Captain Steven Stamkos agreed.
“Vasy was outstanding,” he said. “He made some huge saves. He was big with a couple breakaway saves. We know what we’re going to get from Vasy, and he’s going to make some huge saves with his athletic ability.”
He is growing up, you know. He remains a stranger in a strange land, learning the game, learning the language. Like a lot of foreigners, he didn't trust his verbal skills a year ago.
Now, he still speaks in cliches. "I stayed relaxed. I stayed in the blue paint." But he seems more mature, more in control. He looks, frankly, like the goaltender of the future.
A year ago, even, the odds of the Lightning winning went down considerably when Vasilevskiy played and Ben Bishop sat. But Vasilevskiy looks ready to play this season.
“I just think he's a year older,” Lightning coach Jon Cooper said. “A year wiser. A year stronger, a year quicker, a year better. He's a year more experienced in the league. Thats what you need. He's learning the league. He's an outstanding goaltender, but you have to learn the league, the players, the angles. But he's a student of the game, and he works his tail off.”

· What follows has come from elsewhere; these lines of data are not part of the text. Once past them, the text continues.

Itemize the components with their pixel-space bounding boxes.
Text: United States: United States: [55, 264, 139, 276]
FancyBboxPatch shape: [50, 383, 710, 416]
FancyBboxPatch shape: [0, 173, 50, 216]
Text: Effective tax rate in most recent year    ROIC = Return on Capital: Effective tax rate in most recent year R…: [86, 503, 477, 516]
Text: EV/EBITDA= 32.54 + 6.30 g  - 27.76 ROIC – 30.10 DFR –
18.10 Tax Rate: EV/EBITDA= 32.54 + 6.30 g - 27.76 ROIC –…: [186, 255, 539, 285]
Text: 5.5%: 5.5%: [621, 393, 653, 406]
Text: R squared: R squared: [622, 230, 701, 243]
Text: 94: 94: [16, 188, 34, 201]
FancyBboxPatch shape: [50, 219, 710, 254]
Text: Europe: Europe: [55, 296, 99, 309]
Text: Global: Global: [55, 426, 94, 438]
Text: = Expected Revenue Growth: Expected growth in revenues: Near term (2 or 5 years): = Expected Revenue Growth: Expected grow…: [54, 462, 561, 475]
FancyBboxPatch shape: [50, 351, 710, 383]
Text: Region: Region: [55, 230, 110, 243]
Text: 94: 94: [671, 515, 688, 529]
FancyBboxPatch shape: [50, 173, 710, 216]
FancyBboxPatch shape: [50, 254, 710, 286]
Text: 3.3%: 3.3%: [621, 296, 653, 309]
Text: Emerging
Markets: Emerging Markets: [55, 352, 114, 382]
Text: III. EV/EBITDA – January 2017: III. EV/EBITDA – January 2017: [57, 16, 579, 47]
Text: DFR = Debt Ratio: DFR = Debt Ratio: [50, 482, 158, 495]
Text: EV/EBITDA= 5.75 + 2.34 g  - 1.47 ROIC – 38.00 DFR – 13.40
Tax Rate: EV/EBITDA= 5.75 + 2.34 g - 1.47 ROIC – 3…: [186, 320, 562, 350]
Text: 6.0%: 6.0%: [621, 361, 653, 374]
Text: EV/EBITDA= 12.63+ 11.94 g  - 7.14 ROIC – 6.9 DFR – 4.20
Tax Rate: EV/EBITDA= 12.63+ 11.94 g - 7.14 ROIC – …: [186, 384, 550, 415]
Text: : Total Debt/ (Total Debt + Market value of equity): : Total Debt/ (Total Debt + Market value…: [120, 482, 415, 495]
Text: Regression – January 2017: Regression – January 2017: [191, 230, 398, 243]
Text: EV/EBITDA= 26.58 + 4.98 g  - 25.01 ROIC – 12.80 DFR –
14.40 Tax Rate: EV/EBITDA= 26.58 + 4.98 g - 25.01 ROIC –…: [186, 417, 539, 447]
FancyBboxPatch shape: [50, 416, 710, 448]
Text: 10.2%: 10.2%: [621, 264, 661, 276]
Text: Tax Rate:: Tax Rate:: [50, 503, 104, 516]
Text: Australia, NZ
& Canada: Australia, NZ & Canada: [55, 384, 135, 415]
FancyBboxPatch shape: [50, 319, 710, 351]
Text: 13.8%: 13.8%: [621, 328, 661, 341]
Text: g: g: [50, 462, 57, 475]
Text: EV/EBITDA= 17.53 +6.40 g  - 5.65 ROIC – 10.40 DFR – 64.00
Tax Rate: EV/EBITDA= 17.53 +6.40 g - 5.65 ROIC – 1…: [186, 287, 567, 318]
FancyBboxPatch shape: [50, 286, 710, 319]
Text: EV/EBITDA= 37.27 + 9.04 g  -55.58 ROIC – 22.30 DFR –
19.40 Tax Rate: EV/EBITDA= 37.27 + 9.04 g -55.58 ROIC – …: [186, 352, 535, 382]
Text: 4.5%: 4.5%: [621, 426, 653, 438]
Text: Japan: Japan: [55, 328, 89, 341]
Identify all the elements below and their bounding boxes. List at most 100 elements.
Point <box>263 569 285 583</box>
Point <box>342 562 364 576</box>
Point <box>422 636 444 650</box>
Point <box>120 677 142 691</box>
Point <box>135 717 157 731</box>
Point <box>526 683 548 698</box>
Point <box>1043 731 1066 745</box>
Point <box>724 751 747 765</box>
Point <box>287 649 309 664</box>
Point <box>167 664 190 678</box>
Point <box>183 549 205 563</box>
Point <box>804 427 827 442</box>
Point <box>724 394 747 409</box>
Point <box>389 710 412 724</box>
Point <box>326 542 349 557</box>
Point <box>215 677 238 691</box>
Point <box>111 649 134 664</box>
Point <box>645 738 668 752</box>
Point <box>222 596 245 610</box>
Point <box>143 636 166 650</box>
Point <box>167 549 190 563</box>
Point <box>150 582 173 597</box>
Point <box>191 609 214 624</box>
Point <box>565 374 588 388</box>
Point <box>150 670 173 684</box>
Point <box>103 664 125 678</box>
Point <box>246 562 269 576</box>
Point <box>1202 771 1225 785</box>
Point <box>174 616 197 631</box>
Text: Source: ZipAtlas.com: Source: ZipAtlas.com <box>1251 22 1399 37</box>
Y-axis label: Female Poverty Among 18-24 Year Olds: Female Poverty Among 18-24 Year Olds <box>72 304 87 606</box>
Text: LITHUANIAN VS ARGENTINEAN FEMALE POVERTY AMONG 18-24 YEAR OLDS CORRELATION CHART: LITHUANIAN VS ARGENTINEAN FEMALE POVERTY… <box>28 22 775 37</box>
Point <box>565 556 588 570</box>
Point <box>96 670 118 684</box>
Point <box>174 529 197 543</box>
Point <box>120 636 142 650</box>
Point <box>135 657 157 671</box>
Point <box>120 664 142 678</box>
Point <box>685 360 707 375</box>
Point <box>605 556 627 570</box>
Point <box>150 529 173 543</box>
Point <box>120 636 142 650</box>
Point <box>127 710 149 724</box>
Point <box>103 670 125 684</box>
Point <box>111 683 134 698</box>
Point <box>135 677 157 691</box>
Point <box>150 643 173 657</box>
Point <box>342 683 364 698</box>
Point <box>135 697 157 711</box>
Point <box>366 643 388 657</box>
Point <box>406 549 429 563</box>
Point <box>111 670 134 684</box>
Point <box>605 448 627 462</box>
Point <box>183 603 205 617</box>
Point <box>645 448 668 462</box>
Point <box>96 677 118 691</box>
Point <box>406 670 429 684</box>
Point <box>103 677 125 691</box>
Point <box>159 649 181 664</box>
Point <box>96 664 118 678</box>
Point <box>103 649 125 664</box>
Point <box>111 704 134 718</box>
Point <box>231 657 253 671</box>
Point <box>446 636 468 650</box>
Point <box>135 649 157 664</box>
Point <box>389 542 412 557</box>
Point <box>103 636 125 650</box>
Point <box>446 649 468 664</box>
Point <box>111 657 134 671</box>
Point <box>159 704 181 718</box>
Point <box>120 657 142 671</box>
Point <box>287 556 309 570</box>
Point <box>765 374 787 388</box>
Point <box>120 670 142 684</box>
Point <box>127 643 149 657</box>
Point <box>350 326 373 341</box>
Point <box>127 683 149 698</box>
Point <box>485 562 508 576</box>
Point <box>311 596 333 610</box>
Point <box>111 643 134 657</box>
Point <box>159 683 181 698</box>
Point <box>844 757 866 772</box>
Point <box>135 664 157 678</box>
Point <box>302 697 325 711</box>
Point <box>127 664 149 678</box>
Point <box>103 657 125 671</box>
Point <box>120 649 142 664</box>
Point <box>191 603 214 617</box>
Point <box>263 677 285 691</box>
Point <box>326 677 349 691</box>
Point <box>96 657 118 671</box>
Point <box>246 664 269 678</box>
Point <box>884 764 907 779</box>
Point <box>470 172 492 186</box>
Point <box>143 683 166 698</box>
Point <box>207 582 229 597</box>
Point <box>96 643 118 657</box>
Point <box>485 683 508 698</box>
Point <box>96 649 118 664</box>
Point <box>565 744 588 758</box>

Vasilevskiy's performance made Thursday night one of the Bolts' best games. They finally took a lead. They got great goaltending. They scored on the power play. They got goals from stars like Stamkos, Nikita Kucherov and Tyler Johnson. They closed well (Vasy's saves and a third-period goal by Brian Boyle led the Bolts).
Boyle's goal, 68 seconds into the final period, stopped the Islanders' momentum.
“It kind of ultimately popped their balloon a little bit,” Cooper said.
“It’s 3-1. It’s a game, plus they had momentum. We needed that buzzer to go in the second period and it helped us being up two instead of just one and then you get that fourth one and it kind of sucked a little air out of their tires.”
Stamkos, standing next to Boyle, shrugged off his buddy's goal.
“Lucky shot if you ask me,” Stamkos said, laughing. “I didn't think it was a big deal at all. No, anytime you get a two-goal lead, they say that’s probably one of the worst ones to have in the third. That was a big goal. It gives you some breathing room and still allows you to make plays, and I thought we had a really solid third period.”
Hedman had an assist, giving him 188 for his career. He moved into first place ahead of Dan Boyle in the category.
“Yeah, I knew about it,” Hedman said. “It's a good feeling and something I'm proud of. It's tough not to notice it.”
The Lightning is home against the San Jose Sharks on Saturday night.